Despertei como de costume, quando o sol veio visitar meu apartamento. Alguns raios rebeldes se insurgiram às cortinas e com a ajuda do vento conseguiram alcançar meu rosto.
Estiquei o corpo, abri as janelas. Diante dos meus olhos as folhas em verde escuro, na copa das árvores, faziam sua dança ao som dos passarinhos.
De Brasília
Iberê Lopes
Para o Blog do Arretadinho
Revisei as páginas dos jornais, poucas notícias poderiam fazer a vida mudar. Servi um café e fiquei observando a rua, a cidade vazia e finalmente silenciosa. Enquanto folheava com preguiça para ler, passava os olhos pela alegria das luzes coloridas nas várias partes do mundo. Anunciando o amor em tantas formas, gestos e delícias. Vendendo um planeta repleto de paz e harmonia.
E pensei numa poesia nova, outro verso intacto que provocasse em poucos a arte singela de adorar a vida.
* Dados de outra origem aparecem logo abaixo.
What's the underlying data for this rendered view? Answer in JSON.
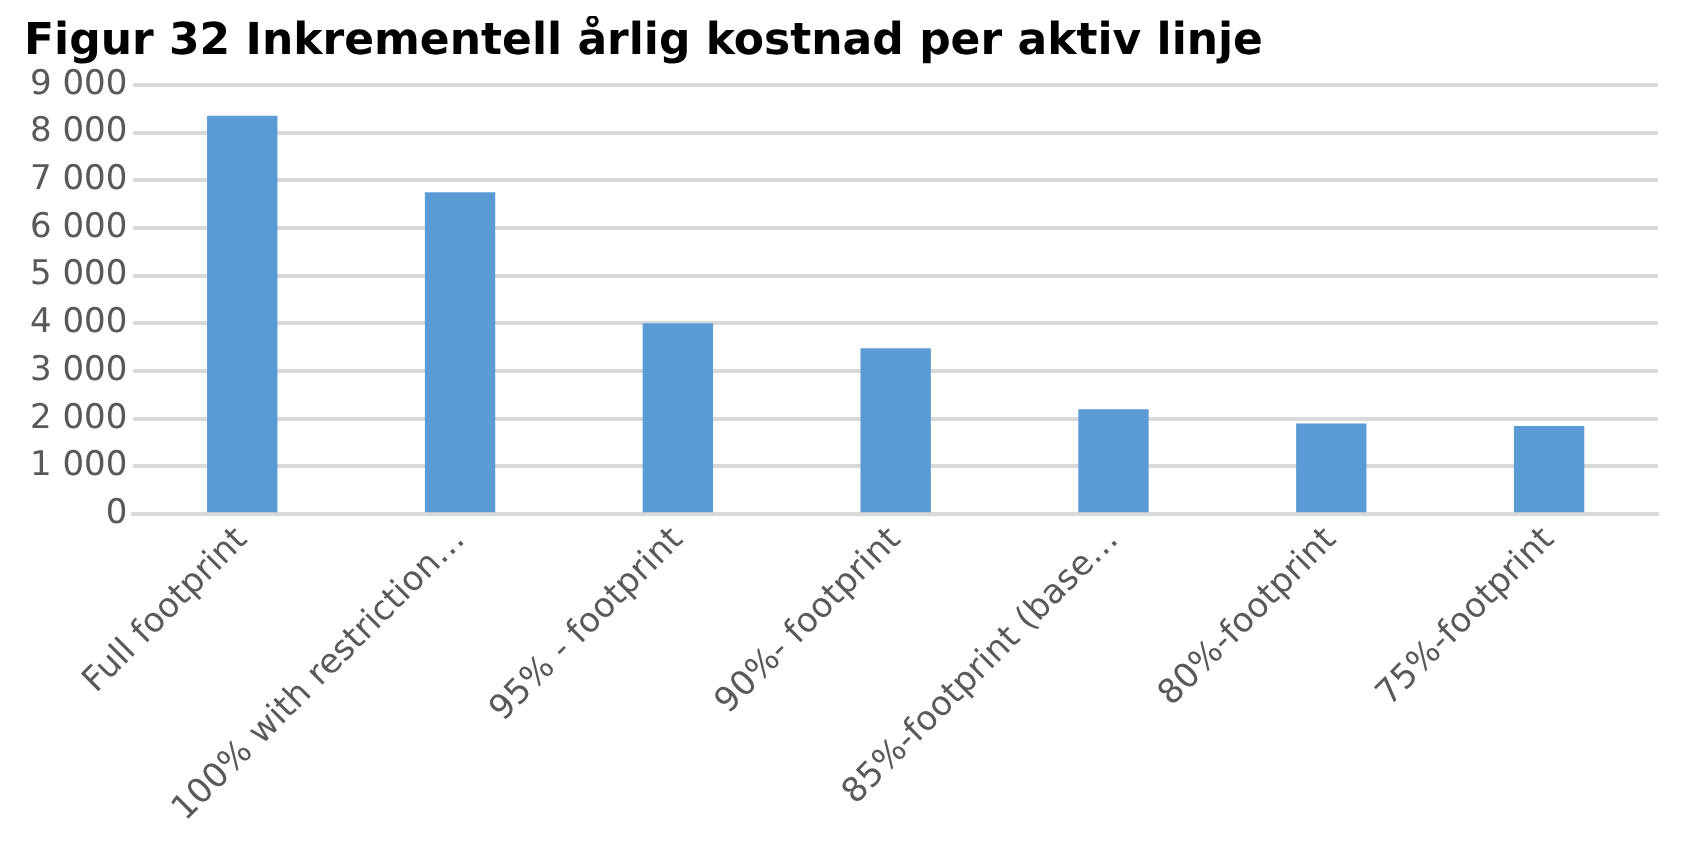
{
  "chart_data": {
    "type": "bar",
    "title": "Figur 32 Inkrementell årlig kostnad per aktiv linje",
    "categories": [
      "Full footprint",
      "100% with restriction…",
      "95% - footprint",
      "90%- footprint",
      "85%-footprint (base…",
      "80%-footprint",
      "75%-footprint"
    ],
    "values": [
      8350,
      6750,
      4000,
      3480,
      2200,
      1900,
      1850
    ],
    "color": "#5b9bd5",
    "ylim": [
      0,
      9000
    ],
    "yticks": [
      {
        "value": 0,
        "label": "0"
      },
      {
        "value": 1000,
        "label": "1 000"
      },
      {
        "value": 2000,
        "label": "2 000"
      },
      {
        "value": 3000,
        "label": "3 000"
      },
      {
        "value": 4000,
        "label": "4 000"
      },
      {
        "value": 5000,
        "label": "5 000"
      },
      {
        "value": 6000,
        "label": "6 000"
      },
      {
        "value": 7000,
        "label": "7 000"
      },
      {
        "value": 8000,
        "label": "8 000"
      },
      {
        "value": 9000,
        "label": "9 000"
      }
    ],
    "grid": "y",
    "legend": false
  }
}
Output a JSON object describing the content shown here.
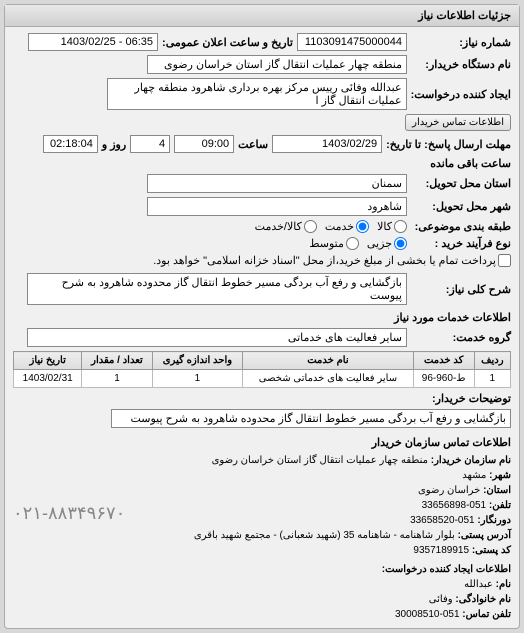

Para meu espanto, lembrei de tantos desgarrados, marginalizados pela opressão do vil metal. E da insana forma humana de conviver, da nossa estranha natureza belicista. Do modo como avançamos sobre territórios e inventamos fronteiras. Aos que não tem espaço nas manchetes dos diários resta a dor e a angústia de celebrar a sobrevivência.
Imaginei, como um fato infelizmente provável na realidade, um amor apartado por um muro. Vergonhosamente me deparei com mais de 720 quilômetros de concreto erguidos por Israel para isolar a Palestina. Em poucos minutos o ato inconcebível, cruel, desfazia minha crônica pela tristeza.
Em uma minuciosa pesquisa, fotos davam conta de descortinar o que ricos países, interessados no comércio de armas e nas riquezas da região, negam existir. Crianças palestinas brincando sobre os destroços das sucessivas ofensivas militares israelenses. Declarando a independência da alegria, mesmo diante da infância perdida. Sentados num velho colchão, talvez pensassem poder voar como Aladim. Viajar com liberdade e destreza pelos céus do planeta.
Ao volante de um veículo, destruído e sem os vidros, um menino guia – em sua fantasia - uma dezena de pequenos palestinos que se aventuram pelo que restou de uma avenida. Entre prédios desmoronando, escolas bombardeadas e casas em ruínas, aparece um sopro de vida. Claro, estes representam os que resistiram aos ataques desumanos empreendidos por Israel.
No que espero ser o "último capítulo" dessa história de atrocidades, em agosto de 2014, mais de 400 meninos e meninas, inocentes, foram levados ao reino dos céus. Conduzidos, certamente ao paraíso por sua angelical e indefesa condição, pelas balas do regime sionista à morte prematura. Ceifados assim, sem chance de se defender. Futuros e esperanças retalhados, desfeitas tantas famílias. Pelo acaso incerto, quem sabe um amor anunciado, também ali se esvaía. Quem sabe?
Queria muito, quando ouvi os pássaros esta manhã em sinfonia celestial, dizer um pouco mais sobre a necessidade de amar. E fui conduzido à complexidade de uma sociedade ainda distante de ser fraterna. O que nunca irá me deixar falecer a vontade intensa, impressa na luta concreta, de ver a solidariedade ser construída na rapidez em que os muitos muros são feitos. Não. Este não é, definitivamente, um epitáfio de versos desacreditados escritos na lápide dos meus sentimentos.
Ainda verei, mesmo que com os olhos entreabertos pelo tempo, cheios de água emocionada, escorrendo pelas marcas da pele enrugada, um amor verdadeiramente genuíno espreitando desconfiado acima de um muro imaginário a sua paixão. Derruba, então, em coloridos pedaços os medos que os separam e se entregam finalmente à pureza universal de amar. Vou seguir cantando até que o sonho se realize. No coração de todos a paz seja a poesia mais linda que alguém já escreveu. Fim.
Sobre os Muros da Vida por Iberê Lopes
Aos meus irmãos e irmãs que lutam pela soberania do povo e do Estado da Palestina. Dedico à todos através desta homenagem aos guerreiros e guerreiras Sayid Ahmad, Jihan Arar, Ricardo Alemão e Socorro Gomes.